El párroco, antes de salir de la casa, pidió la gallina y el monaguillo se la llevó, luego; la enferma, al levantarse, contó las gallinas y vio que le faltaba una.

«¿Pero cómo falta una?», preguntó a su nieta. «Usted se la regaló al párroco, abuela.» «¿Y se la llevó?» «Sí.» «Ahí está, pues; tantas veses que se me perdió esa gallina dije que se la llevara el diablo y no se la llevó, y ahora que se la prometí al párroco, en seguida se la ha llevado. ¡Ahí está, pues!»

Una vez discutía Domingo con el sacristán y el panadero. El sacristán explicaba los milagros de Jesucristo y el panadero dijo, al oír el milagro de los panes y de los peces:

—En el milagro de los peses ya creo, pero en el de los panes no, porque si no había serca un horno no se podía coser el pan.

Javier pensaba que aquella gente del pueblo no tenía el menor sentido religioso. Se veía que para el vasco la religión era un conjunto de fórmulas protocolares y nada más. Quitándoles las prácticas no quedaría en ellos nada.

Domingo daba mucha importancia a sus compras.

—Estás hoy muy elegante —le dijo una vez Javier.

—Sí, voy al mercado a comprar dos marranas —contestó él con gran solemnidad.

Javier y Domingo tenían ciertas diferencias de procedimiento y de técnica en cuestiones de la huerta.

Javier, frecuentemente, se acercaba a una escalera que bajaba de la huerta al río y que tenía cerca una piedra para lavar. Desde allí solía tomarse el trabajo de coger un palo y empujar los trapos viejos, las zarzas y los botes de conserva que echaban los vecinos al río y se quedaban amontonados o flotando. Recomendaba a Domingo que no tirara porquerías al agua. Domingo le daba la razón y al día siguiente todos los botes, latas, alpargatas viejas y telas de paraguas que veía los echaba al arroyo.

—¡Qué animal! ¡Qué bárbaro! —solía decir Javier.

Domingo era hombre ocurrente, sabía una canción muy larga de cuando el general carlista Lizárraga entró en el pueblo, en la cual se hablaba de kañonazuak (cañonazos) y de un general.

Karlistetako general falsua.

(El general cobarde de los carlistas.)

Cantaba a veces la vida del caballo blanco de Bilintx y la canción del potaje del mismo autor, con mucha gracia, y no perdonaba una estrofa.

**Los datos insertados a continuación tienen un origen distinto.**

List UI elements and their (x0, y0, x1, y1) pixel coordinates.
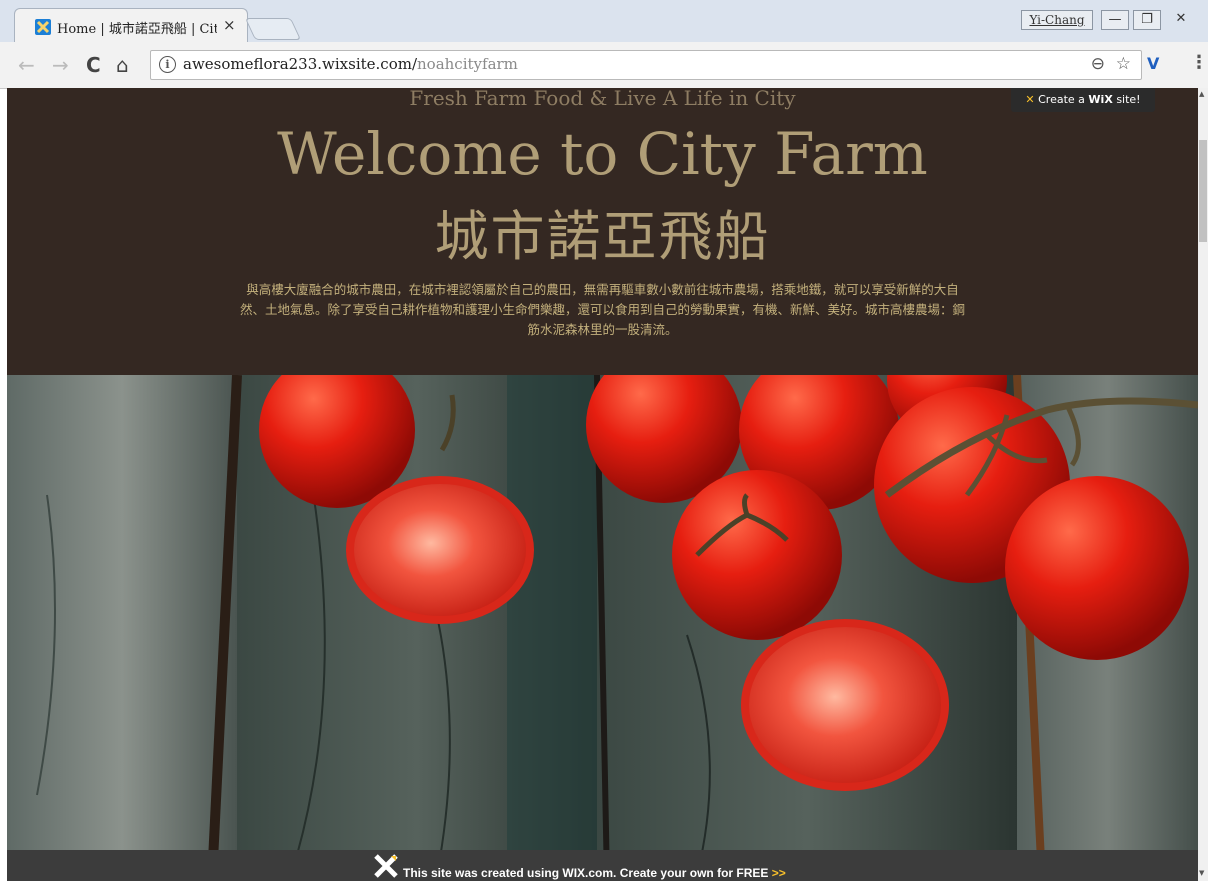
hero-section: Fresh Farm Food & Live A Life in City We… (7, 88, 1198, 375)
page-title: Welcome to City Farm (277, 120, 928, 188)
user-profile-button[interactable]: Yi-Chang (1021, 10, 1093, 30)
reload-icon[interactable]: C (86, 53, 101, 77)
scroll-down-icon[interactable]: ▼ (1199, 869, 1204, 877)
back-icon[interactable]: ← (18, 53, 35, 77)
home-icon[interactable]: ⌂ (116, 53, 129, 77)
wix-favicon-icon (35, 19, 51, 35)
browser-toolbar: ← → C ⌂ i awesomeflora233.wixsite.com/no… (0, 42, 1208, 89)
browser-titlebar: Home | 城市諾亞飛船 | City Farm × Yi-Chang — ❐… (0, 0, 1208, 43)
url-text[interactable]: awesomeflora233.wixsite.com/noahcityfarm (183, 55, 518, 73)
info-icon[interactable]: i (159, 56, 176, 73)
scroll-thumb[interactable] (1199, 140, 1207, 242)
wix-footer-banner[interactable]: This site was created using WIX.com. Cre… (7, 850, 1198, 881)
scroll-up-icon[interactable]: ▲ (1199, 90, 1204, 98)
tab-title: Home | 城市諾亞飛船 | City Farm (57, 22, 217, 37)
wix-logo-icon (373, 854, 399, 881)
extension-icon[interactable]: V (1147, 54, 1159, 73)
star-icon[interactable]: ☆ (1116, 54, 1131, 74)
address-bar[interactable]: i awesomeflora233.wixsite.com/noahcityfa… (150, 50, 1142, 80)
browser-tab[interactable]: Home | 城市諾亞飛船 | City Farm × (14, 8, 248, 43)
description: 與高樓大廈融合的城市農田，在城市裡認領屬於自己的農田，無需再驅車數小數前往城市農… (239, 282, 965, 337)
zoom-icon[interactable]: ⊖ (1091, 54, 1105, 74)
forward-icon[interactable]: → (52, 53, 69, 77)
chinese-title: 城市諾亞飛船 (434, 205, 771, 268)
new-tab-button[interactable] (244, 18, 302, 40)
create-wix-site-button[interactable]: ✕ Create a WiX site! (1011, 88, 1155, 112)
wix-x-icon: ✕ (1025, 93, 1035, 106)
omnibox-actions: ⊖ ☆ (1091, 54, 1131, 74)
tomato-photo (7, 375, 1198, 881)
vertical-scrollbar[interactable]: ▲ ▼ (1198, 88, 1208, 881)
page-viewport: Fresh Farm Food & Live A Life in City We… (7, 88, 1198, 881)
wix-banner-text[interactable]: This site was created using WIX.com. Cre… (403, 866, 786, 880)
restore-icon[interactable]: ❐ (1133, 10, 1161, 30)
tab-close-icon[interactable]: × (223, 16, 236, 34)
close-window-icon[interactable]: ✕ (1168, 10, 1194, 28)
minimize-icon[interactable]: — (1101, 10, 1129, 30)
menu-icon[interactable]: ⋮ (1190, 52, 1208, 73)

Javier estaba muy satisfecho de sus frutales, de sus magnolios y de los lilos que en la primavera parecían acariciar la ventana de su cuarto. Se tomaba sus trabajos. Durante el invierno desinfectaba los frutales para hacer desaparecer el pulgón lanígero de los manzanos y otros parásitos.

La tía Paula pensaba más en la casa que en la huerta. Uno de sus orgullos era que el suelo de las habitaciones de castaño estuvieran muy bien conservado y brillante como un espejo. Ella misma pasaba el cepillo y la bayeta, a pesar de que Javier le decía más o menos en broma:

—Mira, no creo que estés en edad de esos trabajos.

—¡Bah! Todavía estoy fuerte —replicaba ella.